平成9年01月30日 参議院予算委員会において橋本龍太郎内閣総理大臣が「確かに私は、今までシビリアンコントロールという言葉が誤解され、内局の同行なしに制服の幹部の人たちが例えば国会あるいは総理官邸に来れないといった雰囲気が議員御在職のころにはあったのかなと改めて思いました。私は今そういう空気は変えようといたしております。そして、そう変えようとしていることは統幕議長あるいは三幕僚長たちには受けとめていただいていると思います。これが定着てきるかどうかわかりません。しかし、そういう努力はいたしていくつもりでありますし、またシビリアンコントロールというのは、内局がそばにいることが、そして発言をコントロールすることがシビリアンコントロールだとは私は思っていない。」と述べている。
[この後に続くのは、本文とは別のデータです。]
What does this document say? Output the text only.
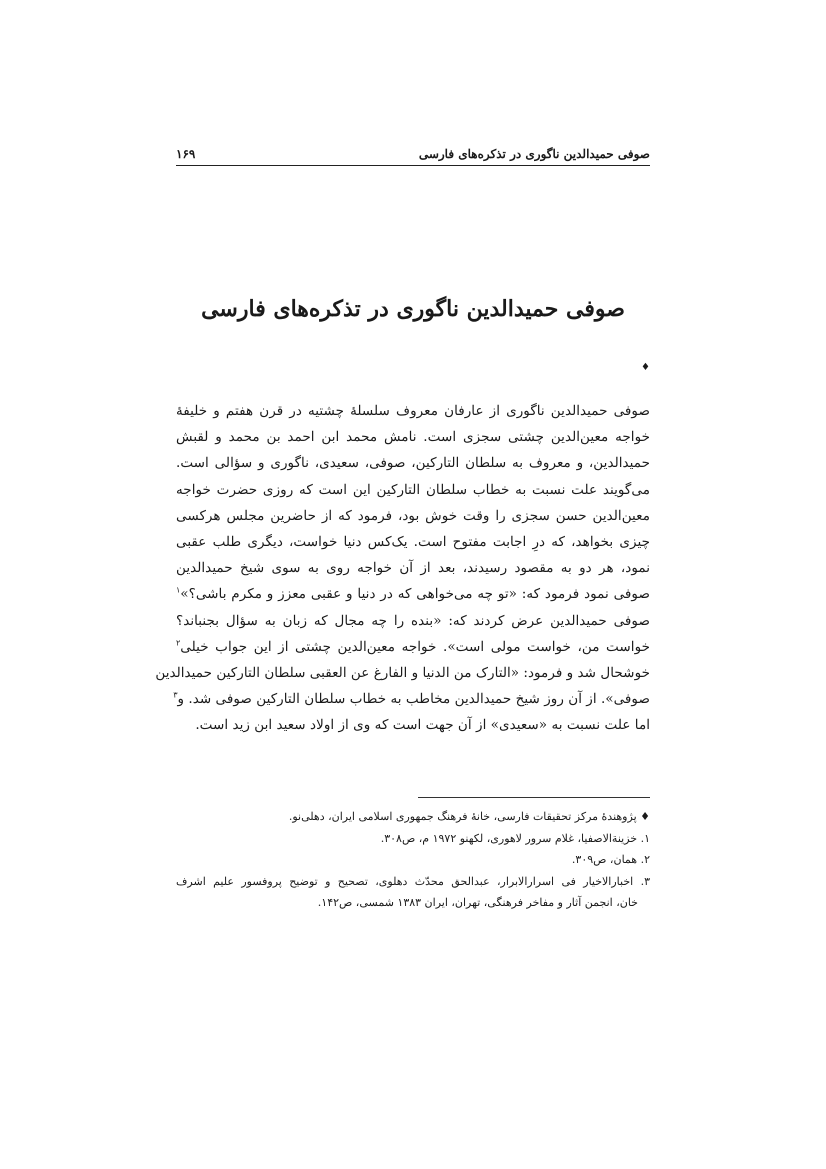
صوفی حمیدالدین ناگوری در تذکره‌های فارسی
۱۶۹
صوفی حمیدالدین ناگوری در تذکره‌های فارسی
♦
صوفی حمیدالدین ناگوری از عارفان معروف سلسلهٔ چشتیه در قرن هفتم و خلیفهٔ
خواجه معین‌الدین چشتی سجزی است. نامش محمد ابن احمد بن محمد و لقبش
حمیدالدین، و معروف به سلطان التارکین، صوفی، سعیدی، ناگوری و سؤالی است.
می‌گویند علت نسبت به خطاب سلطان التارکین این است که روزی حضرت خواجه
معین‌الدین حسن سجزی را وقت خوش بود، فرمود که از حاضرین مجلس هرکسی
چیزی بخواهد، که درِ اجابت مفتوح است. یک‌کس دنیا خواست، دیگری طلب عقبی
نمود، هر دو به مقصود رسیدند، بعد از آن خواجه روی به سوی شیخ حمیدالدین
صوفی نمود فرمود که: «تو چه می‌خواهی که در دنیا و عقبی معزز و مکرم باشی؟»$^۱$
صوفی حمیدالدین عرض کردند که: «بنده را چه مجال که زبان به سؤال بجنباند؟
خواست من، خواست مولی است». خواجه معین‌الدین چشتی از این جواب خیلی$^۲$
خوشحال شد و فرمود: «التارک من الدنیا و الفارغ عن العقبی سلطان التارکین حمیدالدین
صوفی». از آن روز شیخ حمیدالدین مخاطب به خطاب سلطان التارکین صوفی شد. و$^۳$
اما علت نسبت به «سعیدی» از آن جهت است که وی از اولاد سعید ابن زید است.
♦ پژوهندهٔ مرکز تحقیقات فارسی، خانهٔ فرهنگ جمهوری اسلامی ایران، دهلی‌نو.
۱. خزینةالاصفیا، غلام سرور لاهوری، لکهنو ۱۹۷۲ م، ص۳۰۸.
۲. همان، ص۳۰۹.
۳. اخبارالاخیار فی اسرارالابرار، عبدالحق محدّث دهلوی، تصحیح و توضیح پروفسور علیم اشرف
خان، انجمن آثار و مفاخر فرهنگی، تهران، ایران ۱۳۸۳ شمسی، ص۱۴۲.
平成10年4月2日 衆議院安全保障委員会において久間章生防衛庁長官が「内部部局が自衛隊をコントロールするという、それがシビリアンコントロールだとは思いません。シビリアンコントロールといいますのは、先ほど言いましたように、私の認識では、政治が軍事に対して優先するということで、防衛庁長官が自衛隊に対してそれをコントロールする、そのときに内部部局というのはあくまで防衛庁長官を補佐する役割にすぎないのじゃないか、そういうふうに思っております。要するに、防衛庁長官がコントロールし、あるいはその上の総理大臣を初めとする内閣がコントロールし、さらには国会がコントロールする、これがいわゆるシビリアンコントロールの基本ではないかというふうに思っているわけでございます。」と述べている。
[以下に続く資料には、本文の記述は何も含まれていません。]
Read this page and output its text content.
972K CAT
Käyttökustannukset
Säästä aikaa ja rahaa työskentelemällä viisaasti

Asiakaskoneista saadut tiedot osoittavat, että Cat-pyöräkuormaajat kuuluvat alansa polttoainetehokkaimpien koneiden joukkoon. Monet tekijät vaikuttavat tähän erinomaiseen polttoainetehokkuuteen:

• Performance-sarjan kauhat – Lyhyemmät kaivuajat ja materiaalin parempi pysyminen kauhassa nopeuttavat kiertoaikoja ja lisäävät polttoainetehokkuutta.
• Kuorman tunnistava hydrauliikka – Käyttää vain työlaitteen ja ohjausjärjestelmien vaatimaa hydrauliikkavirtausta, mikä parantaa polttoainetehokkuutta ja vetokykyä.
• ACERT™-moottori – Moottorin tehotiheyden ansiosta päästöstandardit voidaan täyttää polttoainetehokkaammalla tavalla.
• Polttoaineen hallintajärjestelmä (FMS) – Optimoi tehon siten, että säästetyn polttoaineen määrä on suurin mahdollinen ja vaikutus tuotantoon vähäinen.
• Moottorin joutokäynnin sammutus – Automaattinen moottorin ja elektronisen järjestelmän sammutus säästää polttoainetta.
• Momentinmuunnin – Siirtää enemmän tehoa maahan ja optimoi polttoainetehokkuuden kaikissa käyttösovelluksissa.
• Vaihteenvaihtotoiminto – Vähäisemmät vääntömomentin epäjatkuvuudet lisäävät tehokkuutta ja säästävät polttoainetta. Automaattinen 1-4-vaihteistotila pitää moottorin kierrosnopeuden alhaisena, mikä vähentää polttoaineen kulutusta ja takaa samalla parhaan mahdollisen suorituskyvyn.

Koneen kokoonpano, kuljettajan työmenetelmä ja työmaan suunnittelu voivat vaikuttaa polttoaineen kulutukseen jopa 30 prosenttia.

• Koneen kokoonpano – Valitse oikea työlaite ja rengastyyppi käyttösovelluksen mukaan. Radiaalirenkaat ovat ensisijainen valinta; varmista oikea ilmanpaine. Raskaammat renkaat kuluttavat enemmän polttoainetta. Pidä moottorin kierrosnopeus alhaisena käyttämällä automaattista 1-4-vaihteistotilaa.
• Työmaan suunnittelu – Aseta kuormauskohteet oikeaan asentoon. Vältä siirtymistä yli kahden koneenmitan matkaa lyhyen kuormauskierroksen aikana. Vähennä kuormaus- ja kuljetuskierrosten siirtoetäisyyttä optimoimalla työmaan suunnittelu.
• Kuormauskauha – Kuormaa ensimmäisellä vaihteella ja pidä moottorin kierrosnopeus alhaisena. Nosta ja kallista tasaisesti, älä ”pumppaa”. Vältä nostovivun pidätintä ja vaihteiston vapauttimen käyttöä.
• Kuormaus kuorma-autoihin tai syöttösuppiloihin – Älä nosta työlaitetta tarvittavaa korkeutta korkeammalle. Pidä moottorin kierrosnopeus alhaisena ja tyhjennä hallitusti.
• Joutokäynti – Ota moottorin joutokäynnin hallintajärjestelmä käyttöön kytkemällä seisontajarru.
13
平成27年3月6日 衆議院予算委員会において中谷元防衛相が「文民統制(シビリアンコントロール)とは、民主主義国家における軍事に対する政治の優先を意味するものであり、我が国の文民統制は、国会における統制、内閣(国家安全保障会議を含む。)による統制とともに、防衛省における統制がある。そのうち、防衛省における統制は、文民である防衛大臣が、自衛隊を管理・運営し、統制することであるが、防衛副大臣、防衛大臣政務官等の政治任用者の補佐のほか、内部部局の文官による補佐も、この防衛大臣による文民統制を助けるものとして重要な役割を果たしている。文民統制における内部部局の文官の役割は、防衛大臣を補佐することであり、内部部局の文官が部隊に対し指揮命令をするという関係にはない。」と述べ、政府統一見解を示した[33]。ほか、同委員会において安倍晋三内閣総理大臣が「文民統制と内部部局の文官の役割についての政府の基本的な考え方、これは不動の考え方でございますが、ただいま中谷大臣から答弁したとおりでございます。」「これは防衛省の大臣として中谷大臣が答弁し、そして総理大臣として今答弁をまさに追認した、追認というか、これは統一した見解でございまして、総理大臣として、いわば内閣を代表して答弁をしているわけでございますから、当然、政府の考え方でございまして、これは今までの考え方と変わりがないということでございます。」と述べている[33]。